Aus bis zu 10 Kilometer Entfernung kommt der Raps für den Biodiesel, aus bis zu 50 Kilometer das Holz für die Wärme und Altspeiseöl wird von 1.500 Betrieben aus bis zu 100 km eingesammelt. Und entstanden ist das alles, wie Totter versichert, am 30. Dezember 1985 am Biertisch.
Die Biogasanlage steht nur 250 Meter vom Dorf entfernt. Die Murecker waren zu Beginn auch skeptisch, dass ihnen die Anlage in die Nase kriecht – aber Totter hat sich in ganz Europa verschiedene Anlagen angeschaut und sich für die beste Technik entschieden, die so eine Nähe trägt.

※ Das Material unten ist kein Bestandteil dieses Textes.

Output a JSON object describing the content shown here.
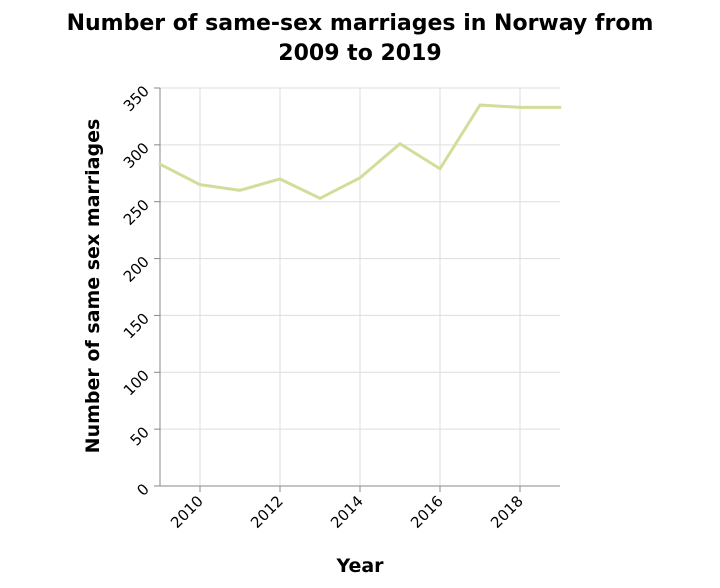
{
  "chart_data": {
    "type": "line",
    "title_lines": [
      "Number of same-sex marriages in Norway from",
      "2009 to 2019"
    ],
    "xlabel": "Year",
    "ylabel": "Number of same sex marriages",
    "x": [
      2009,
      2010,
      2011,
      2012,
      2013,
      2014,
      2015,
      2016,
      2017,
      2018,
      2019
    ],
    "series": [
      {
        "values": [
          283,
          265,
          260,
          270,
          253,
          271,
          301,
          279,
          335,
          333,
          333
        ]
      }
    ],
    "xlim": [
      2009,
      2019
    ],
    "ylim": [
      0,
      350
    ],
    "x_ticks": [
      "2010",
      "2012",
      "2014",
      "2016",
      "2018"
    ],
    "y_ticks": [
      "0",
      "50",
      "100",
      "150",
      "200",
      "250",
      "300",
      "350"
    ],
    "grid": true,
    "line_color": "#d3dd9a",
    "grid_color": "#dddddd",
    "axis_color": "#888888"
  }
}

Auch Totter spricht von Kaufkraftgewinnen, weil das Geld in der Region bei den Menschen bleibt, die für die Energie, die Technik und Wartung sorgen. Er hat sein Modell sogar auf die Metropole München umgerechnet, festgestellt, dass auch eine Großstadt mit erneuerbaren, regionalen Energien versorgt werden kann und damit jährlich 1,4 Milliarden Euro in der Region bleiben. Mit Blick auf die fossilen Energieträger mahnte Totter, dass man „nicht mehr Geld in wenige Hände“ verteilen sollte. Mureck wurde 2007 als innovativste Gemeinde Österreichs gekürt.
Biogas reicht aus
Bene Müller will jedes Jahr ein Bioenergiedorf realisieren. In Baden-Württemberg ist die Landesstruktur noch überwiegend agrarisch und kleinstrukturiert. Mauenheim zeigt, dass ohne Wind und Sonne die das Biogas für eine Strom- und Wärmeversorgung ausreicht. Auf dem Land sind mehr als 250 kWh-Anlagen auch nicht rentabel.

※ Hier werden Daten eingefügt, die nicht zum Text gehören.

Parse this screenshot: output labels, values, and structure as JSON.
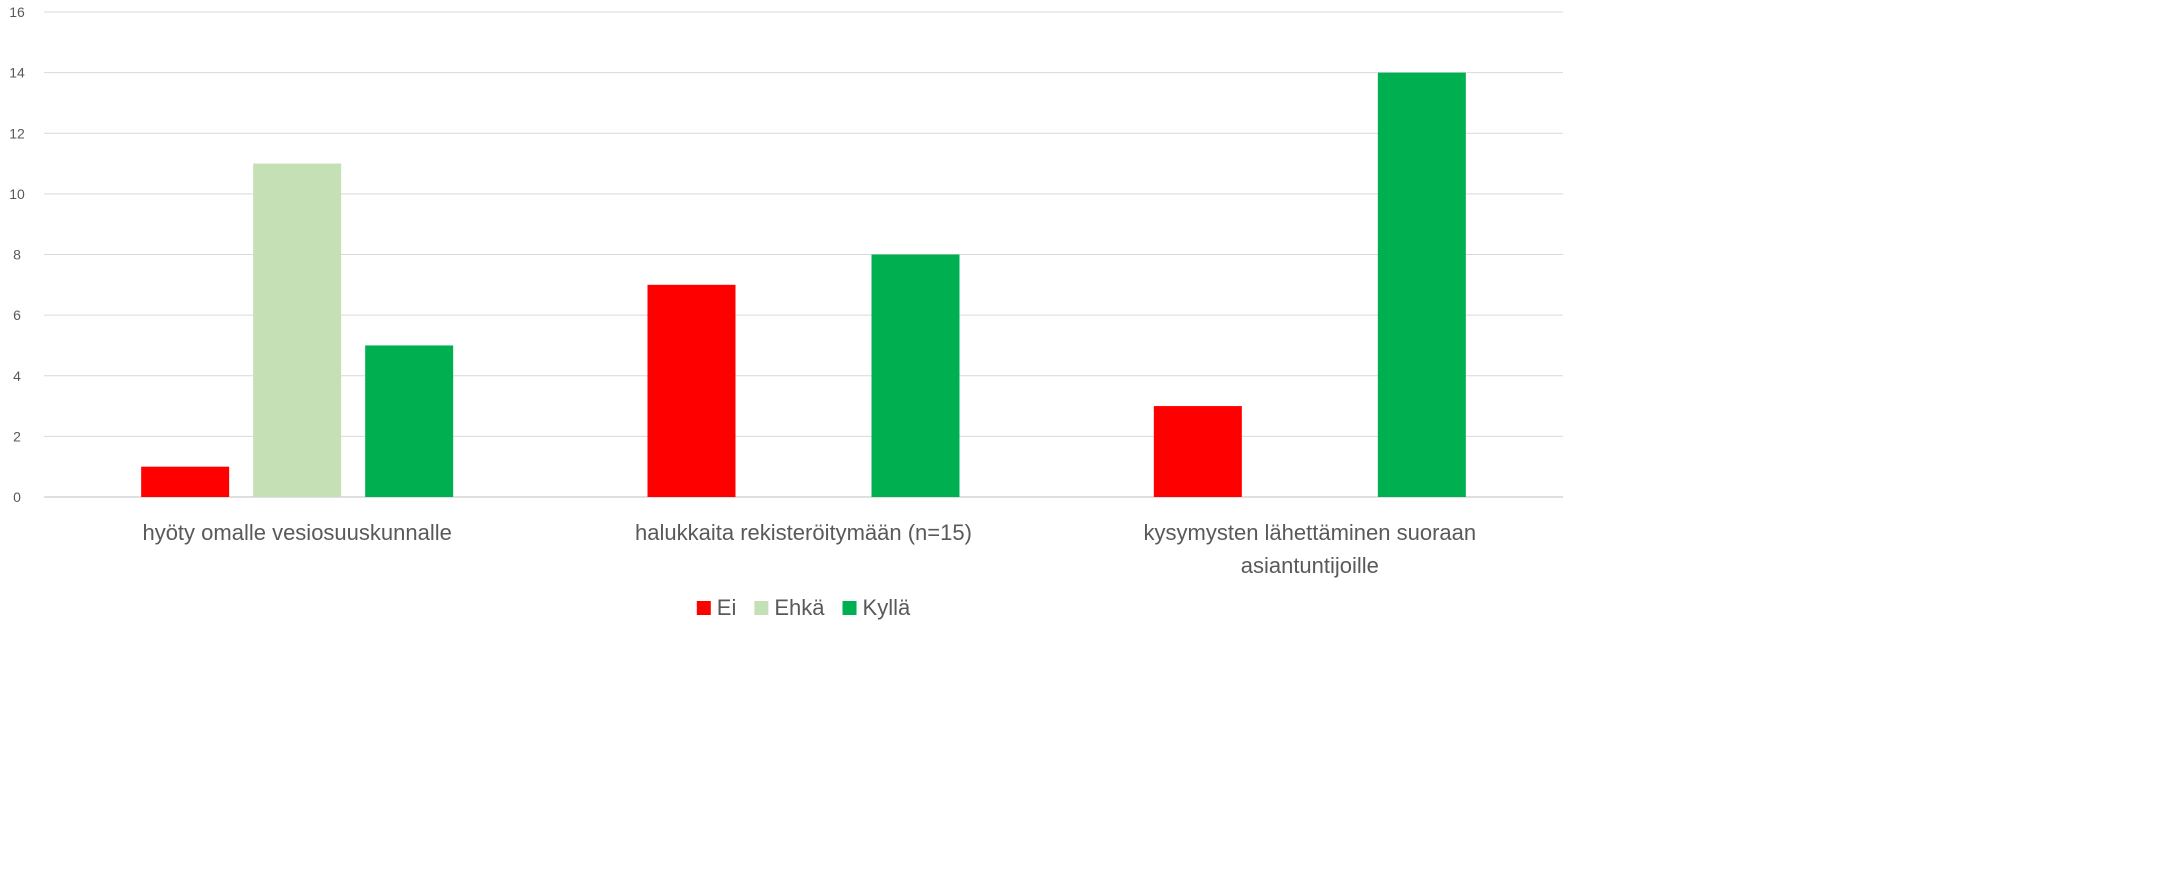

Warmwasser ist kostengünstiger als Solarthermie, weswegen die Mauenheimer auf diese Technik verzichten können. Als nächstes Dorf steht Lippertsreut auf dem Programm, wo eine neue Technik eingesetzt werden soll: Verschiedene Biogasanlagen sollen ihr Produkt über Mikroleitungen zu einem zentralen Aufbereitungsort leiten. Das Nachbarland Bayern hatte dazu kürzlich eine Machbarkeitsstudie fertig gestellt.

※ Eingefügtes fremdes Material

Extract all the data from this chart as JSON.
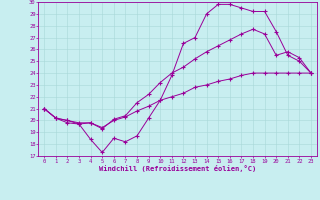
{
  "xlabel": "Windchill (Refroidissement éolien,°C)",
  "bg_color": "#c8eef0",
  "line_color": "#990099",
  "ylim": [
    17,
    30
  ],
  "xlim": [
    -0.5,
    23.5
  ],
  "yticks": [
    17,
    18,
    19,
    20,
    21,
    22,
    23,
    24,
    25,
    26,
    27,
    28,
    29,
    30
  ],
  "xticks": [
    0,
    1,
    2,
    3,
    4,
    5,
    6,
    7,
    8,
    9,
    10,
    11,
    12,
    13,
    14,
    15,
    16,
    17,
    18,
    19,
    20,
    21,
    22,
    23
  ],
  "line1_x": [
    0,
    1,
    2,
    3,
    4,
    5,
    6,
    7,
    8,
    9,
    10,
    11,
    12,
    13,
    14,
    15,
    16,
    17,
    18,
    19,
    20,
    21,
    22,
    23
  ],
  "line1_y": [
    21.0,
    20.2,
    20.0,
    19.7,
    18.4,
    17.3,
    18.5,
    18.2,
    18.7,
    20.2,
    21.7,
    23.8,
    26.5,
    27.0,
    29.0,
    29.8,
    29.8,
    29.5,
    29.2,
    29.2,
    27.5,
    25.5,
    25.0,
    24.0
  ],
  "line2_x": [
    0,
    1,
    2,
    3,
    4,
    5,
    6,
    7,
    8,
    9,
    10,
    11,
    12,
    13,
    14,
    15,
    16,
    17,
    18,
    19,
    20,
    21,
    22,
    23
  ],
  "line2_y": [
    21.0,
    20.2,
    20.0,
    19.8,
    19.8,
    19.4,
    20.0,
    20.3,
    20.8,
    21.2,
    21.7,
    22.0,
    22.3,
    22.8,
    23.0,
    23.3,
    23.5,
    23.8,
    24.0,
    24.0,
    24.0,
    24.0,
    24.0,
    24.0
  ],
  "line3_x": [
    0,
    1,
    2,
    3,
    4,
    5,
    6,
    7,
    8,
    9,
    10,
    11,
    12,
    13,
    14,
    15,
    16,
    17,
    18,
    19,
    20,
    21,
    22,
    23
  ],
  "line3_y": [
    21.0,
    20.2,
    19.8,
    19.7,
    19.8,
    19.3,
    20.1,
    20.4,
    21.5,
    22.2,
    23.2,
    24.0,
    24.5,
    25.2,
    25.8,
    26.3,
    26.8,
    27.3,
    27.7,
    27.3,
    25.5,
    25.8,
    25.3,
    24.0
  ]
}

Bei der Wärmenutzung gibt es aber ein Problem. Die Investitionen und die Auslastung sind auf den aktuellen Bedarf ausgelegt, während im Rahmen der Doppelstrategie der Bundesregierung die Effizienz und damit die Einsparung im Bereich der Wärmedämmung noch aussteht. Beide Ziele, das Versorgungsprojekt und die zeitaufwendigere Gebäudesanierung lassen sich nicht miteinander koppeln, sagte Müller. Es kann sein, dass die jetzigen Nahwärmenetze in einigen Jahren durch die Wärmeeffizienz überdimensioniert sind. Effizienzverluste gibt es heute bereits im Sommer. Nicht gebrauchte wärme kommt wieder nutzlos zurück und verringert die Netzverluste über das Jahr hinweggerechnet auf bis zu 30 Prozent. Hat eine Gemeinde ein Industrieunternehmen oder eine Klinik in der Nähe, dann ist der Absatz kein Problem.
Lebensmittelpreise
Vizepräsident von Eurosolar und Bundestagsabgeordneter der Grünen, Hans-Josef Fell, nahm zum Abschluss der Tagung Stellung zu den Meldungen über die hohen Lebensmittelpreise. Die Biomasse befinde sich in einer schwierigen Diskussion, die jedoch meist undifferenziert sei. Fehlentwicklungen wie das Abholzens des Regenwaldes stehen oft im Mittelpunkt, verdrängen aber auch die „riesigen Chancen“, die Energiepflanzen bieten. Letztlich müsse man auf Energiepflanzen zurückgreifen und sie nachhaltig nutzen.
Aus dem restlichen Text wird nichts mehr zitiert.